Com os recentes testes para lançamento do e-yuan – a moeda digital oficial do país -, a China move pedras do tabuleiro do xadrez global das moedas e meios de pagamentos digitais e avança várias casas, tanto no mercado interno quanto no internacional.
No mercado interno, a China avança na busca de uma alternativa para equilibrar a dominância dos meios de pagamentos controlados por grupos privados (se é que algo possa ser totalmente controlado por grupos privados na China): o WePay, da Tencent, e o Alipay, do Alibaba. Eles representam em torno de 95% de todas as transações digitais do país. Os pagamentos mobile, com uso de celulares, representaram perto de 80% do total dos pagamentos digitais em 2018, segundo a eMarketer. Desde o início da pandemia, essa participação só aumentou.
No plano externo, a China busca criar protagonismo para o yuan, pois, apesar da representatividade do comércio internacional envolvendo o país, sua moeda é quase que desprezada por conta das restrições, regulamentações e dificuldades existentes quando comparada com o dólar e quase todas outras moedas de países desenvolvidos.

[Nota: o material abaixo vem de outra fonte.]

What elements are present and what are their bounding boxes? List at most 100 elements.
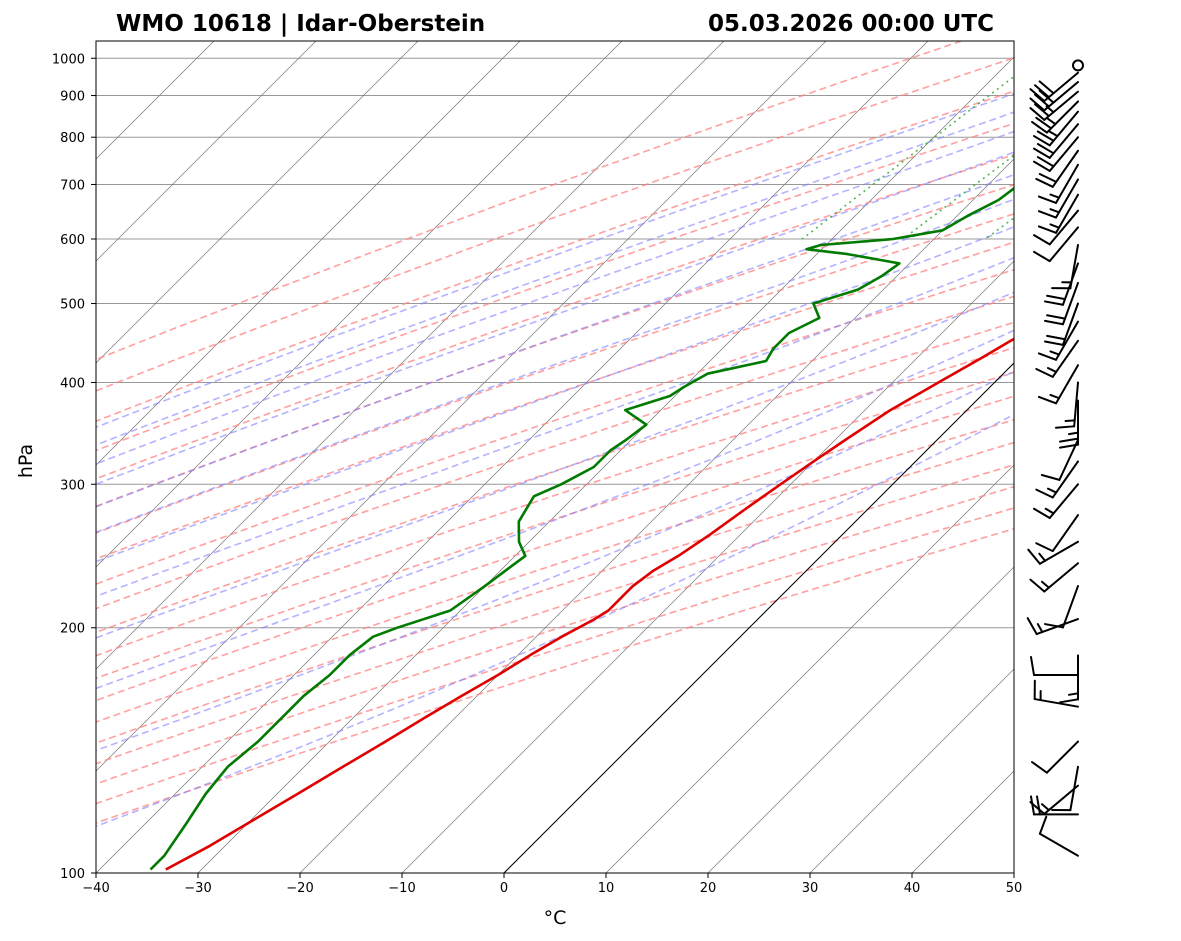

Importante lembrar que, apesar da pressão que tem sofrido, em especial dos Estados Unidos, as exportações chinesas de produtos de consumo representavam 42% do total global em 2018. Ao investir na alternativa do e-yuan, a China estaria buscando construir uma nova realidade, apostando nas facilidades e na previsível evolução envolvendo a adoção de moedas digitais nas transações internacionais.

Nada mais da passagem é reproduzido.